Me pregunto si sólo me lo digo para justificar inconscientemente mi circunstancia actual, la cual, de más está decirlo, sí me hace muy feliz. Aunque mi feminazi interior se retuerza de coraje.

Otro ejemplo que pensaba es cuánto me molesta que me chiflen los hombres en la calle. Vaya, no sólo que me chiflen: que me griten cosas, o que me miren como si fuera un apetecible pedazo de carne fresca. Es molesto, porque me siento una cosa linda que podría muy bien estar en un aparador. Lo aborrezco. Pero, por supuesto, el día que se me ocurre salir sin bañar, en fachas, sin gota de maquillaje y con las lagañas todavía en los ojos, y nadie me voltea a ver, como que mi ego sufre poquito. Por supuesto es una incongruencia. O sea, ¿te gusta o no que te chiflen? Pues no me gusta, pero me da la certeza, al menos, de que me veo bien. Y puedo racionalizar todo lo que quiera, justificarlo como más me guste, pero el hecho es que sí me choca que me griten cosas en la calle, pero me doy cuenta cuando no lo hacen.

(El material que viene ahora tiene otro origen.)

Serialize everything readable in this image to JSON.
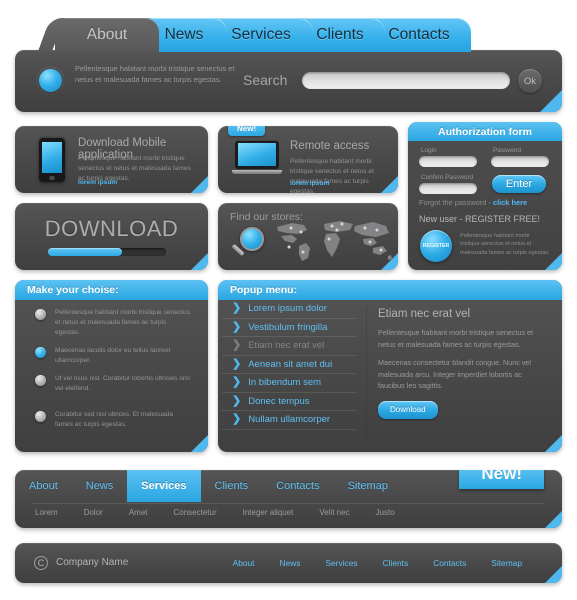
{
  "header_tabs": [
    {
      "label": "About",
      "active": true
    },
    {
      "label": "News",
      "active": false
    },
    {
      "label": "Services",
      "active": false
    },
    {
      "label": "Clients",
      "active": false
    },
    {
      "label": "Contacts",
      "active": false
    }
  ],
  "header": {
    "intro_text": "Pellentesque habitant morbi tristique senectus et netus et malesuada fames ac turpis egestas.",
    "search_label": "Search",
    "search_value": "",
    "search_placeholder": "",
    "ok_label": "Ok"
  },
  "mobile_box": {
    "title": "Download Mobile application",
    "body": "Pellentesque habitant morbi tristique senectus et netus et malesuada fames ac turpis egestas.",
    "link": "lorem ipsum"
  },
  "remote_box": {
    "badge": "New!",
    "title": "Remote access",
    "body": "Pellentesque habitant morbi tristique senectus et netus et malesuada fames ac turpis egestas.",
    "link": "lorem ipsum"
  },
  "auth_form": {
    "title": "Authorization form",
    "login_label": "Login",
    "login_value": "",
    "password_label": "Password",
    "password_value": "",
    "confirm_label": "Confirm Password",
    "confirm_value": "",
    "enter_label": "Enter",
    "forgot_text": "Forgot the password - ",
    "forgot_link": "click here",
    "new_user_text": "New user - REGISTER FREE!",
    "register_label": "REGISTER",
    "register_body": "Pellentesque habitant morbi tristique senectus et netus et malesuada fames ac turpis egestas."
  },
  "download_box": {
    "label": "DOWNLOAD",
    "progress_percent": 63
  },
  "stores_box": {
    "title": "Find our stores:"
  },
  "choice_panel": {
    "title": "Make your choise:",
    "options": [
      {
        "text": "Pellentesque habitant morbi tristique senectus et netus et malesuada fames ac turpis egestas.",
        "selected": false
      },
      {
        "text": "Maecenas iaculis dolor eu tellus laoreet ullamcorper.",
        "selected": true
      },
      {
        "text": "Ut vel risus nisl. Curabitur lobortis ultricies orci vel eleifend.",
        "selected": false
      },
      {
        "text": "Curabitur sed nisi ultrices. Et malesuada fames ac turpis egestas.",
        "selected": false
      }
    ]
  },
  "popup_panel": {
    "title": "Popup menu:",
    "items": [
      {
        "label": "Lorem ipsum dolor",
        "disabled": false
      },
      {
        "label": "Vestibulum fringilla",
        "disabled": false
      },
      {
        "label": "Etiam nec erat vel",
        "disabled": true
      },
      {
        "label": "Aenean sit amet dui",
        "disabled": false
      },
      {
        "label": "In bibendum sem",
        "disabled": false
      },
      {
        "label": "Donec tempus",
        "disabled": false
      },
      {
        "label": "Nullam ullamcorper",
        "disabled": false
      }
    ],
    "content_title": "Etiam nec erat vel",
    "content_p1": "Pellentesque habitant morbi tristique senectus et netus et malesuada fames ac turpis egestas.",
    "content_p2": "Maecenas consectetur blandit congue. Nunc vel malesuada arcu. Integer imperdiet lobortis ac faucibus leo sagittis.",
    "download_label": "Download"
  },
  "secondary_nav": {
    "links": [
      {
        "label": "About",
        "active": false
      },
      {
        "label": "News",
        "active": false
      },
      {
        "label": "Services",
        "active": true
      },
      {
        "label": "Clients",
        "active": false
      },
      {
        "label": "Contacts",
        "active": false
      },
      {
        "label": "Sitemap",
        "active": false
      }
    ],
    "sub_links": [
      "Lorem",
      "Dolor",
      "Amet",
      "Consectetur",
      "Integer aliquet",
      "Velit nec",
      "Justo"
    ],
    "banner": "New!"
  },
  "footer": {
    "copyright_symbol": "C",
    "company": "Company Name",
    "links": [
      "About",
      "News",
      "Services",
      "Clients",
      "Contacts",
      "Sitemap"
    ]
  },
  "colors": {
    "accent_blue": "#2ba8e2",
    "accent_blue_light": "#5fc0f1",
    "panel_dark": "#4a4a4b",
    "text_grey": "#9a9a9c"
  }
}
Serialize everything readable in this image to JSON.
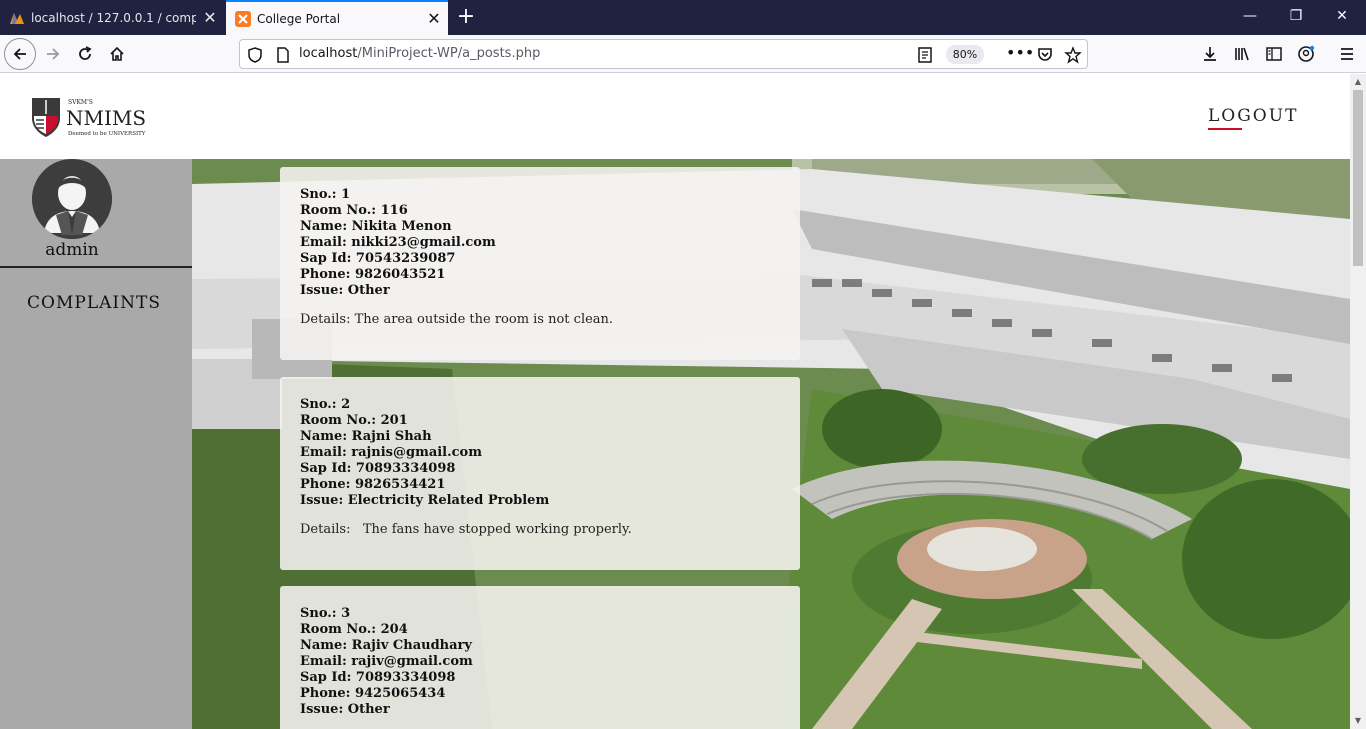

Otra cosa son, por ejemplo, los gritos. Me choca la gente que grita, sobre todo cuando los gritos son furiosos y más que otra cosa son catarsis para no-sé-qué trauma o problema psicológico. Pero el otro día iba caminando con Rubén y le contesté a gritos. Fue sin querer, la verdad. Y claro, cuando me dice que “la conversación es entre Rubén y Nadia, y no entre todo Jujuy, y Rubén y Nadia”, me doy cuenta de que sí, en efecto, hablo a gritos. Mucho. Soy escandalosa, como dice él. Y entonces ya no sé si de verdad lo encuentro molesto o si sólo me digo eso porque me molesta que los gritos de otros no dejen que se escuche lo que yo, a gritos, quiero decir.

Podría seguir ilustrando, querido lector, las incongruencias de las que me percato en mí misma: que me gustan las cosas claras pero me cuesta mucho decirlas, que me choca el drama pero contribuyo bastante a hacerlo, que odio el desorden pero mis cajones son un desastre, que quiero que me entiendan pero me niego a entender (este es típico, creo, de la especie humana), me choca la gente incongruente, pero así soy, y así.

En suma, vivir conmigo no es fácil. Él también tiene lo suyo (y vaya que lo tiene), pero aún así, le deberíamos dar un premio o algo al Pinche Rubén, por aguantarme.